WHITE GOODS FROM OL' BLUE EYES When you dated Frank Sinatra, no one would dare come near you, but a Hungarian-American photographer, Ivan Nagy, would call every afternoon; he was persistent. Things were fizzling out with Frank. I married Ivan when I was 24 and Frank called and said, "If you don't tell me what you want as a wedding present you're going to get a Ming vase." I said, "No Ming vase! Actually, I don't have a washer/dryer." That gave him such a laugh: "What are you going to do, open a Chinese laundry?" He wrote me a card, "All the happiness to you and no starch." It was a good washer/dryer, I kept it for a long time.

LIFE'S LESSONS I was married seven years (to Nagy). I was devoted to the fashion business and would come to Hong Kong three times a year, but it ruined my marriage. After the fashion and design I got into real estate. I had a boyfriend in the business, so I took my real estate licence. I like working with people, like architecture; I not only sell real estate, I do a lot of renovations and help people change things around a bit.

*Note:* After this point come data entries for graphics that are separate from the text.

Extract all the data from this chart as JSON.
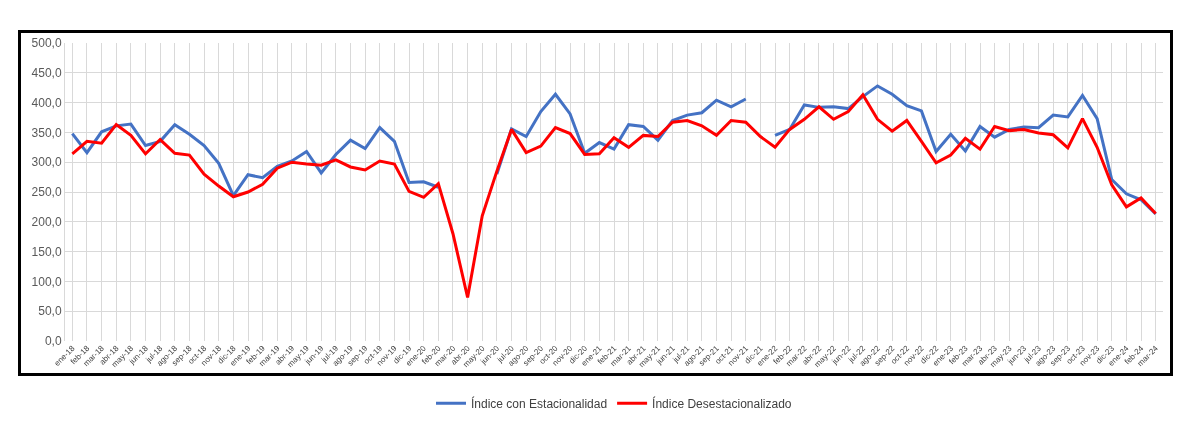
{
  "chart_data": {
    "type": "line",
    "categories": [
      "ene-18",
      "feb-18",
      "mar-18",
      "abr-18",
      "may-18",
      "jun-18",
      "jul-18",
      "ago-18",
      "sep-18",
      "oct-18",
      "nov-18",
      "dic-18",
      "ene-19",
      "feb-19",
      "mar-19",
      "abr-19",
      "may-19",
      "jun-19",
      "jul-19",
      "ago-19",
      "sep-19",
      "oct-19",
      "nov-19",
      "dic-19",
      "ene-20",
      "feb-20",
      "mar-20",
      "abr-20",
      "may-20",
      "jun-20",
      "jul-20",
      "ago-20",
      "sep-20",
      "oct-20",
      "nov-20",
      "dic-20",
      "ene-21",
      "feb-21",
      "mar-21",
      "abr-21",
      "may-21",
      "jun-21",
      "jul-21",
      "ago-21",
      "sep-21",
      "oct-21",
      "nov-21",
      "dic-21",
      "ene-22",
      "feb-22",
      "mar-22",
      "abr-22",
      "may-22",
      "jun-22",
      "jul-22",
      "ago-22",
      "sep-22",
      "oct-22",
      "nov-22",
      "dic-22",
      "ene-23",
      "feb-23",
      "mar-23",
      "abr-23",
      "may-23",
      "jun-23",
      "jul-23",
      "ago-23",
      "sep-23",
      "oct-23",
      "nov-23",
      "dic-23",
      "ene-24",
      "feb-24",
      "mar-24"
    ],
    "series": [
      {
        "name": "Índice con Estacionalidad",
        "color": "#4472c4",
        "values": [
          348,
          316,
          351,
          361,
          364,
          328,
          335,
          363,
          347,
          328,
          298,
          244,
          279,
          274,
          293,
          302,
          318,
          282,
          313,
          337,
          323,
          358,
          335,
          266,
          267,
          258,
          null,
          null,
          null,
          280,
          356,
          343,
          385,
          414,
          381,
          315,
          333,
          322,
          363,
          360,
          337,
          370,
          379,
          383,
          404,
          393,
          406,
          null,
          345,
          355,
          396,
          392,
          393,
          390,
          410,
          428,
          414,
          395,
          386,
          318,
          347,
          319,
          360,
          342,
          355,
          359,
          358,
          379,
          376,
          412,
          373,
          271,
          247,
          237,
          213
        ]
      },
      {
        "name": "Índice Desestacionalizado",
        "color": "#ff0000",
        "values": [
          314,
          335,
          332,
          363,
          345,
          314,
          338,
          315,
          312,
          280,
          260,
          242,
          250,
          263,
          290,
          300,
          297,
          295,
          304,
          292,
          287,
          302,
          297,
          251,
          241,
          264,
          180,
          73,
          210,
          285,
          355,
          316,
          327,
          358,
          348,
          313,
          314,
          341,
          325,
          345,
          343,
          367,
          370,
          361,
          345,
          370,
          367,
          343,
          325,
          355,
          372,
          393,
          372,
          385,
          413,
          372,
          352,
          370,
          335,
          299,
          312,
          340,
          322,
          360,
          353,
          355,
          349,
          346,
          324,
          373,
          325,
          262,
          225,
          240,
          214
        ]
      }
    ],
    "ylim": [
      0,
      500
    ],
    "yticks": [
      {
        "value": 0,
        "label": "0,0"
      },
      {
        "value": 50,
        "label": "50,0"
      },
      {
        "value": 100,
        "label": "100,0"
      },
      {
        "value": 150,
        "label": "150,0"
      },
      {
        "value": 200,
        "label": "200,0"
      },
      {
        "value": 250,
        "label": "250,0"
      },
      {
        "value": 300,
        "label": "300,0"
      },
      {
        "value": 350,
        "label": "350,0"
      },
      {
        "value": 400,
        "label": "400,0"
      },
      {
        "value": 450,
        "label": "450,0"
      },
      {
        "value": 500,
        "label": "500,0"
      }
    ],
    "grid": true,
    "legend": "bottom",
    "marker": "none",
    "line_style": "solid"
  }
}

My daughter was born in China - she's 16 and is the best thing that ever happened to me. I finally reconciled with my dad. He said, "I give you a PhD in life." And I said, "Thank you, can you give me a little diploma and frame it?" And he did, which was sweet.

I've been doing yoga for 36 years. My teacher is Bikram Choudhury - he's going to be opening a school in Hong Kong - and I've been teaching yoga for 18 years. Yoga keeps you energised and alive inside.

ALL THAT I HAVE BEEN I'm amazed and grateful that I've worked on 74 titles. I tried to broaden my range - I have been Polynesian, Japanese, Korean, Thai and Vietnamese. I've done TV; a few years ago I did CSI and Law & Order. I have a fond memory of coming to Hong Kong for Peter Chan's Comrades: Almost a Love Story (1996). All these years of acting in Hollywood TV and movies, I'm very aware of being an Asian actor; I was always someone's slave girl, or whatever. But when I did that Hong Kong movie, I felt I could be a person: I was Leon Lai's aunt.